We should rethink academic labor as constituted by innovations in form, remapping scholarship as performance. If we value scholarship as the creation of aesthetic experiences of information, as much as the creation of argumentative turns, then it becomes easier to see why constructing an expertly conducted, interactive, digitally-enhanced lecture course should count as much for scholarship as a new argument about the literature of any given period. Furthermore, such an attention to form increases theoretical pressure on the research-driven, two-tiered academic world that benefits an increasingly small percentage of faculty. This focus also helps us think more clearly about the "public humanities" – a valuable content-idea that will disappear if we do not properly value its innovations.
What might such scholarship look like? Consider, as an example, the academic cabaret organized by the academic-artist hybrid group Our Literal Speed, entitled "On the Aesthetic Education of Man, 2011." At one point in the evening, art historian Claire Bishop was slated to give a talk, "Delegated Performance: Outsourcing Authenticity." Bishop walked up to the podium, put down her lecture notes, and returned to her seat. A hired performer dressed in a burlesque costume took Bishop's place and began to perform the lecture. As Mashinka Firunts wrote in her review of the event: “The performer gingerly sips a glass of white wine. She transitions to drinking straight from the bottle and swaggers into the audience. She announces, ‘We must therefore ask, what is the relationship of outsourced performance to the market?’ She removes her pumps and absentmindedly spreads her legs. She assaults a politely obliging Princeton professor with her décolletage. She requests assistance pronouncing ‘fetishistic.’”

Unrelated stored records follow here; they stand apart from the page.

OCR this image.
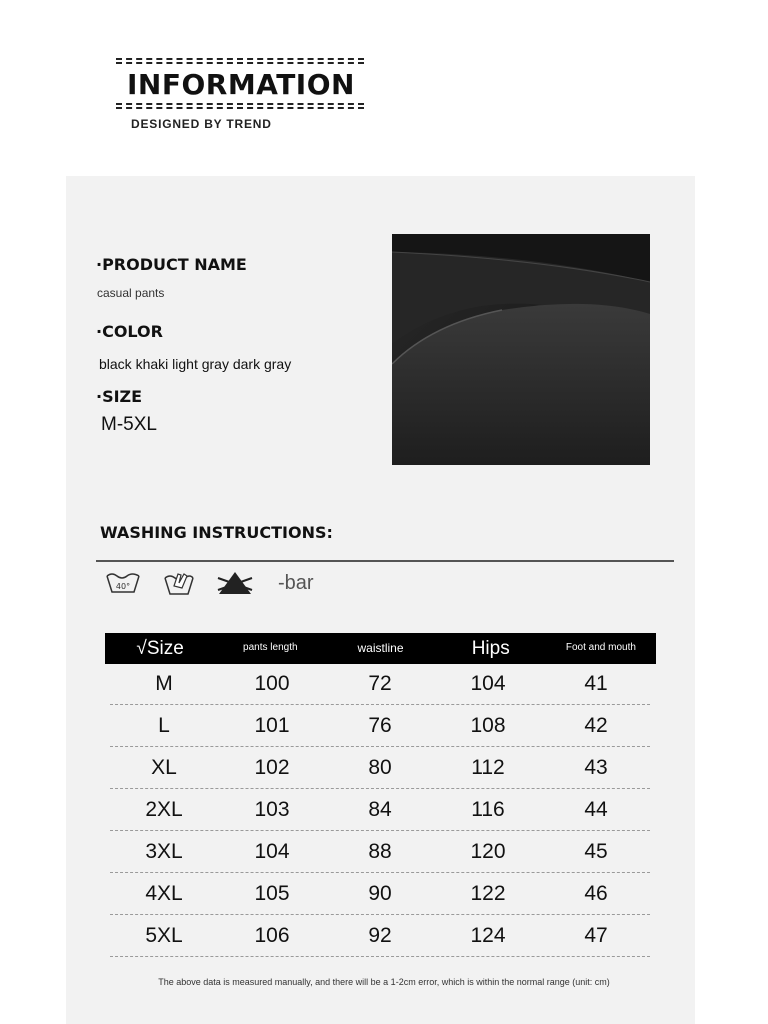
INFORMATION
DESIGNED BY TREND
·PRODUCT NAME
casual pants
·COLOR
black khaki light gray dark gray
·SIZE
M-5XL
WASHING INSTRUCTIONS:
40°	-bar
√Size	pants length	waistline	Hips	Foot and mouth
M	100	72	104	41
L	101	76	108	42
XL	102	80	112	43
2XL	103	84	116	44
3XL	104	88	120	45
4XL	105	90	122	46
5XL	106	92	124	47
The above data is measured manually, and there will be a 1-2cm error, which is within the normal range (unit: cm)
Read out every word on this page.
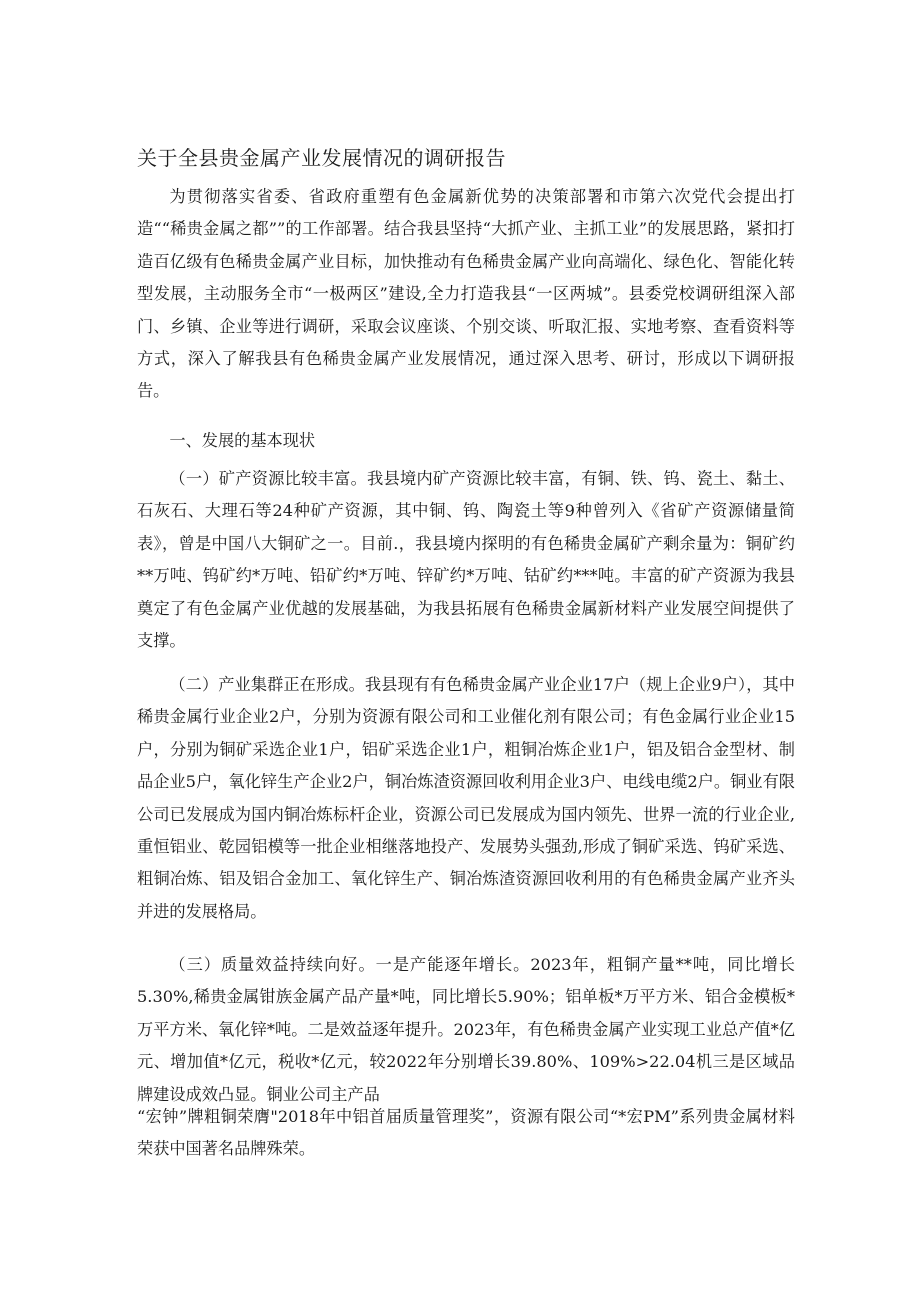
关于全县贵金属产业发展情况的调研报告

为贯彻落实省委、省政府重塑有色金属新优势的决策部署和市第六次党代会提出打造““稀贵金属之都””的工作部署。结合我县坚持“大抓产业、主抓工业”的发展思路，紧扣打造百亿级有色稀贵金属产业目标，加快推动有色稀贵金属产业向高端化、绿色化、智能化转型发展，主动服务全市“一极两区”建设,全力打造我县“一区两城”。县委党校调研组深入部门、乡镇、企业等进行调研，采取会议座谈、个别交谈、听取汇报、实地考察、查看资料等方式，深入了解我县有色稀贵金属产业发展情况，通过深入思考、研讨，形成以下调研报告。

一、发展的基本现状

（一）矿产资源比较丰富。我县境内矿产资源比较丰富，有铜、铁、钨、瓷土、黏土、石灰石、大理石等24种矿产资源，其中铜、钨、陶瓷土等9种曾列入《省矿产资源储量简表》，曾是中国八大铜矿之一。目前.，我县境内探明的有色稀贵金属矿产剩余量为：铜矿约**万吨、钨矿约*万吨、铅矿约*万吨、锌矿约*万吨、钴矿约***吨。丰富的矿产资源为我县奠定了有色金属产业优越的发展基础，为我县拓展有色稀贵金属新材料产业发展空间提供了支撑。

（二）产业集群正在形成。我县现有有色稀贵金属产业企业17户（规上企业9户），其中稀贵金属行业企业2户，分别为资源有限公司和工业催化剂有限公司；有色金属行业企业15户，分别为铜矿采选企业1户，铝矿采选企业1户，粗铜冶炼企业1户，铝及铝合金型材、制品企业5户，氧化锌生产企业2户，铜冶炼渣资源回收利用企业3户、电线电缆2户。铜业有限公司已发展成为国内铜冶炼标杆企业，资源公司已发展成为国内领先、世界一流的行业企业,重恒铝业、乾园铝模等一批企业相继落地投产、发展势头强劲,形成了铜矿采选、钨矿采选、粗铜冶炼、铝及铝合金加工、氧化锌生产、铜冶炼渣资源回收利用的有色稀贵金属产业齐头并进的发展格局。

（三）质量效益持续向好。一是产能逐年增长。2023年，粗铜产量**吨，同比增长5.30%,稀贵金属钳族金属产品产量*吨，同比增长5.90%；铝单板*万平方米、铝合金模板*万平方米、氧化锌*吨。二是效益逐年提升。2023年，有色稀贵金属产业实现工业总产值*亿元、增加值*亿元，税收*亿元，较2022年分别增长39.80%、109%>22.04机三是区域品牌建设成效凸显。铜业公司主产品

“宏钟”牌粗铜荣膺"2018年中铝首届质量管理奖”，资源有限公司“*宏PM”系列贵金属材料荣获中国著名品牌殊荣。
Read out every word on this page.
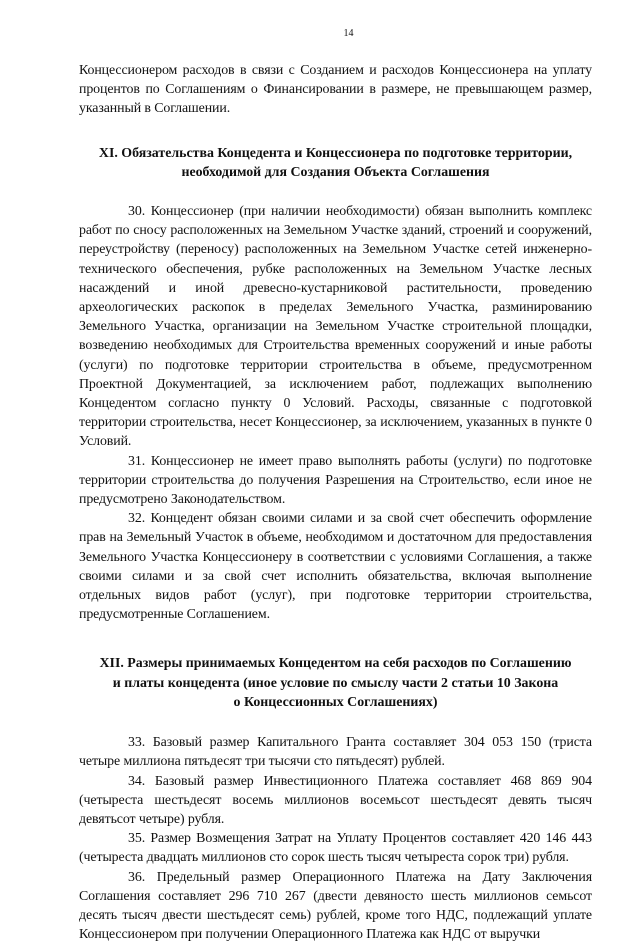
14

Концессионером расходов в связи с Созданием и расходов Концессионера на уплату процентов по Соглашениям о Финансировании в размере, не превышающем размер, указанный в Соглашении.

XI. Обязательства Концедента и Концессионера по подготовке территории,
необходимой для Создания Объекта Соглашения

30. Концессионер (при наличии необходимости) обязан выполнить комплекс работ по сносу расположенных на Земельном Участке зданий, строений и сооружений, переустройству (переносу) расположенных на Земельном Участке сетей инженерно-технического обеспечения, рубке расположенных на Земельном Участке лесных насаждений и иной древесно-кустарниковой растительности, проведению археологических раскопок в пределах Земельного Участка, разминированию Земельного Участка, организации на Земельном Участке строительной площадки, возведению необходимых для Строительства временных сооружений и иные работы (услуги) по подготовке территории строительства в объеме, предусмотренном Проектной Документацией, за исключением работ, подлежащих выполнению Концедентом согласно пункту 0 Условий. Расходы, связанные с подготовкой территории строительства, несет Концессионер, за исключением, указанных в пункте 0 Условий.

31. Концессионер не имеет право выполнять работы (услуги) по подготовке территории строительства до получения Разрешения на Строительство, если иное не предусмотрено Законодательством.

32. Концедент обязан своими силами и за свой счет обеспечить оформление прав на Земельный Участок в объеме, необходимом и достаточном для предоставления Земельного Участка Концессионеру в соответствии с условиями Соглашения, а также своими силами и за свой счет исполнить обязательства, включая выполнение отдельных видов работ (услуг), при подготовке территории строительства, предусмотренные Соглашением.

XII. Размеры принимаемых Концедентом на себя расходов по Соглашению
и платы концедента (иное условие по смыслу части 2 статьи 10 Закона
о Концессионных Соглашениях)

33. Базовый размер Капитального Гранта составляет 304 053 150 (триста четыре миллиона пятьдесят три тысячи сто пятьдесят) рублей.

34. Базовый размер Инвестиционного Платежа составляет 468 869 904 (четыреста шестьдесят восемь миллионов восемьсот шестьдесят девять тысяч девятьсот четыре) рубля.

35. Размер Возмещения Затрат на Уплату Процентов составляет 420 146 443 (четыреста двадцать миллионов сто сорок шесть тысяч четыреста сорок три) рубля.

36. Предельный размер Операционного Платежа на Дату Заключения Соглашения составляет 296 710 267 (двести девяносто шесть миллионов семьсот десять тысяч двести шестьдесят семь) рублей, кроме того НДС, подлежащий уплате Концессионером при получении Операционного Платежа как НДС от выручки
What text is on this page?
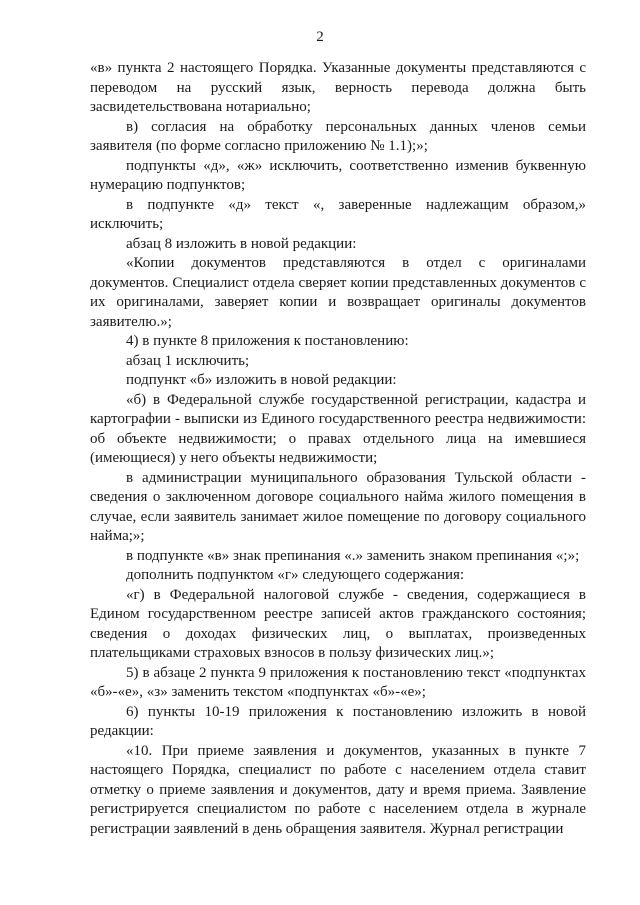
2

«в» пункта 2 настоящего Порядка. Указанные документы представляются с переводом на русский язык, верность перевода должна быть засвидетельствована нотариально;

в) согласия на обработку персональных данных членов семьи заявителя (по форме согласно приложению № 1.1);»;

подпункты «д», «ж» исключить, соответственно изменив буквенную нумерацию подпунктов;

в подпункте «д» текст «, заверенные надлежащим образом,» исключить;

абзац 8 изложить в новой редакции:

«Копии документов представляются в отдел с оригиналами документов. Специалист отдела сверяет копии представленных документов с их оригиналами, заверяет копии и возвращает оригиналы документов заявителю.»;

4) в пункте 8 приложения к постановлению:

абзац 1 исключить;

подпункт «б» изложить в новой редакции:

«б) в Федеральной службе государственной регистрации, кадастра и картографии - выписки из Единого государственного реестра недвижимости: об объекте недвижимости; о правах отдельного лица на имевшиеся (имеющиеся) у него объекты недвижимости;

в администрации муниципального образования Тульской области - сведения о заключенном договоре социального найма жилого помещения в случае, если заявитель занимает жилое помещение по договору социального найма;»;

в подпункте «в» знак препинания «.» заменить знаком препинания «;»;

дополнить подпунктом «г» следующего содержания:

«г) в Федеральной налоговой службе - сведения, содержащиеся в Едином государственном реестре записей актов гражданского состояния; сведения о доходах физических лиц, о выплатах, произведенных плательщиками страховых взносов в пользу физических лиц.»;

5) в абзаце 2 пункта 9 приложения к постановлению текст «подпунктах «б»-«е», «з» заменить текстом «подпунктах «б»-«е»;

6) пункты 10-19 приложения к постановлению изложить в новой редакции:

«10. При приеме заявления и документов, указанных в пункте 7 настоящего Порядка, специалист по работе с населением отдела ставит отметку о приеме заявления и документов, дату и время приема. Заявление регистрируется специалистом по работе с населением отдела в журнале регистрации заявлений в день обращения заявителя. Журнал регистрации
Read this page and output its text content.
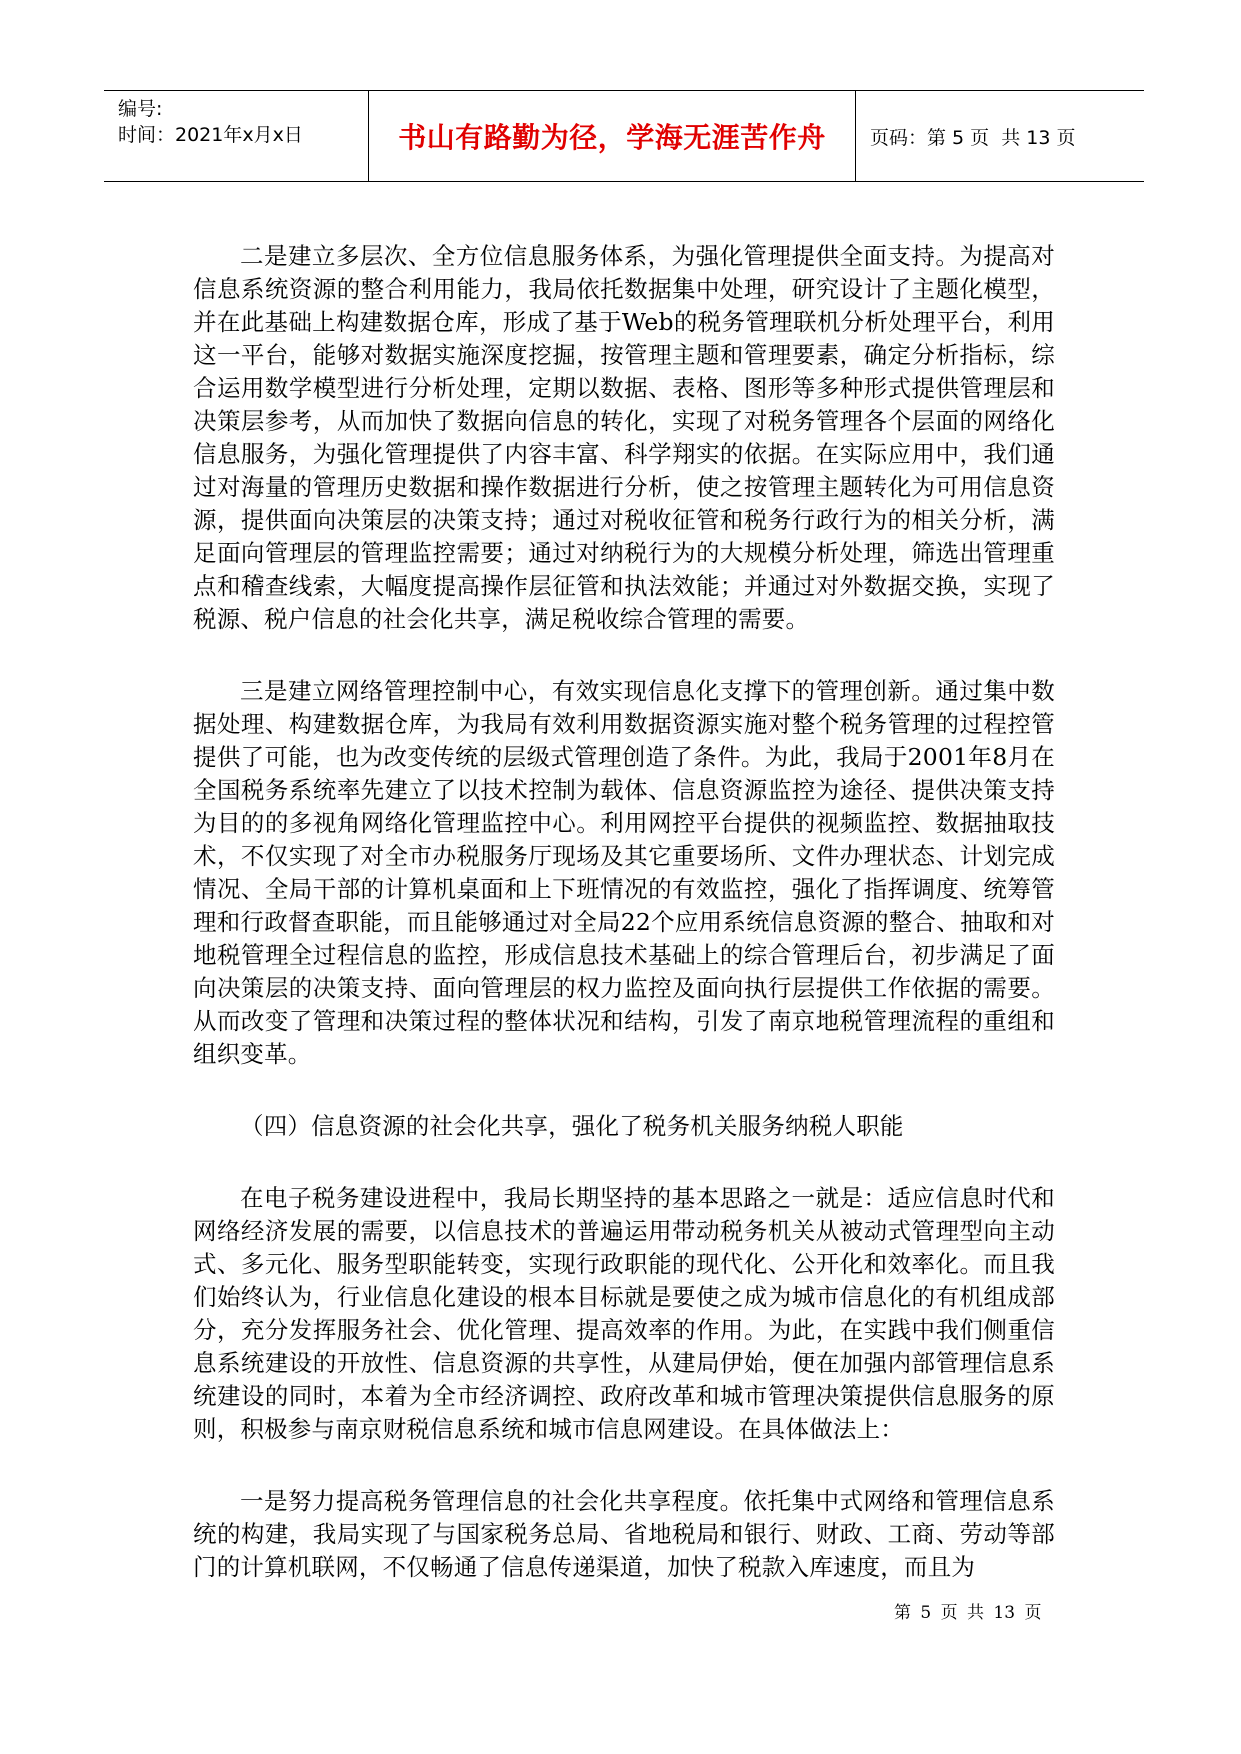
编号:
时间：2021年x月x日	书山有路勤为径，学海无涯苦作舟 页码：第 5 页  共 13 页

二是建立多层次、全方位信息服务体系，为强化管理提供全面支持。为提高对信息系统资源的整合利用能力，我局依托数据集中处理，研究设计了主题化模型，并在此基础上构建数据仓库，形成了基于Web的税务管理联机分析处理平台，利用这一平台，能够对数据实施深度挖掘，按管理主题和管理要素，确定分析指标，综合运用数学模型进行分析处理，定期以数据、表格、图形等多种形式提供管理层和决策层参考，从而加快了数据向信息的转化，实现了对税务管理各个层面的网络化信息服务，为强化管理提供了内容丰富、科学翔实的依据。在实际应用中，我们通过对海量的管理历史数据和操作数据进行分析，使之按管理主题转化为可用信息资源，提供面向决策层的决策支持；通过对税收征管和税务行政行为的相关分析，满足面向管理层的管理监控需要；通过对纳税行为的大规模分析处理，筛选出管理重点和稽查线索，大幅度提高操作层征管和执法效能；并通过对外数据交换，实现了税源、税户信息的社会化共享，满足税收综合管理的需要。

三是建立网络管理控制中心，有效实现信息化支撑下的管理创新。通过集中数据处理、构建数据仓库，为我局有效利用数据资源实施对整个税务管理的过程控管提供了可能，也为改变传统的层级式管理创造了条件。为此，我局于2001年8月在全国税务系统率先建立了以技术控制为载体、信息资源监控为途径、提供决策支持为目的的多视角网络化管理监控中心。利用网控平台提供的视频监控、数据抽取技术，不仅实现了对全市办税服务厅现场及其它重要场所、文件办理状态、计划完成情况、全局干部的计算机桌面和上下班情况的有效监控，强化了指挥调度、统筹管理和行政督查职能，而且能够通过对全局22个应用系统信息资源的整合、抽取和对地税管理全过程信息的监控，形成信息技术基础上的综合管理后台，初步满足了面向决策层的决策支持、面向管理层的权力监控及面向执行层提供工作依据的需要。从而改变了管理和决策过程的整体状况和结构，引发了南京地税管理流程的重组和组织变革。

（四）信息资源的社会化共享，强化了税务机关服务纳税人职能

在电子税务建设进程中，我局长期坚持的基本思路之一就是：适应信息时代和网络经济发展的需要，以信息技术的普遍运用带动税务机关从被动式管理型向主动式、多元化、服务型职能转变，实现行政职能的现代化、公开化和效率化。而且我们始终认为，行业信息化建设的根本目标就是要使之成为城市信息化的有机组成部分，充分发挥服务社会、优化管理、提高效率的作用。为此，在实践中我们侧重信息系统建设的开放性、信息资源的共享性，从建局伊始，便在加强内部管理信息系统建设的同时，本着为全市经济调控、政府改革和城市管理决策提供信息服务的原则，积极参与南京财税信息系统和城市信息网建设。在具体做法上：

一是努力提高税务管理信息的社会化共享程度。依托集中式网络和管理信息系统的构建，我局实现了与国家税务总局、省地税局和银行、财政、工商、劳动等部门的计算机联网，不仅畅通了信息传递渠道，加快了税款入库速度，而且为

第 5 页 共 13 页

When, following the outsourced lecture, Theaster Gates pounded rhythmically on the lectern and chanted, "I want the value of my labor, artistic labor," the audience saw that this was not mere self-reflexivity, but part of a battle cry for a new aesthetic education: one in which the content and the form of our intellectual labor in fact works towards the social conditions that would give it meaning. Such a collective, organized performance may be beyond what most of us can reasonably accomplish, but even simple gestures of formal innovation can advance our scholarship. For example Margaret Price, a scholar of disability studies, passes out notecards for people to write questions and comments on during her lecture, so as to interrupt the presumed orality of academic interaction, which excludes any number of physical and mental dispositions.
Such activities require time and collaboration; they also require being brave enough to risk looking foolish. But the form-content of aesthetic experience is always a part of the work we do, and it is time to engage it more broadly and more conscientiously. Performative scholarship calls upon us to think beyond the restriction of our scholarship to pure content, and invites us to make the presentational and formal varieties of teaching, political organizing, database-making, and creative writing, among others, equal aspects of our scholarly careers.
 This is not at all to suggest that full-time faculty are responsible for the corporatization of university life, but it is to insist that in such a context we need to find more robust vocabularies to defend the value of non-tenure track faculty.
 And, indeed, if we do not respect the fact that public university teaching is already "public humanities," as Kristen Case has recently argued in the Chronicle of Higher Education.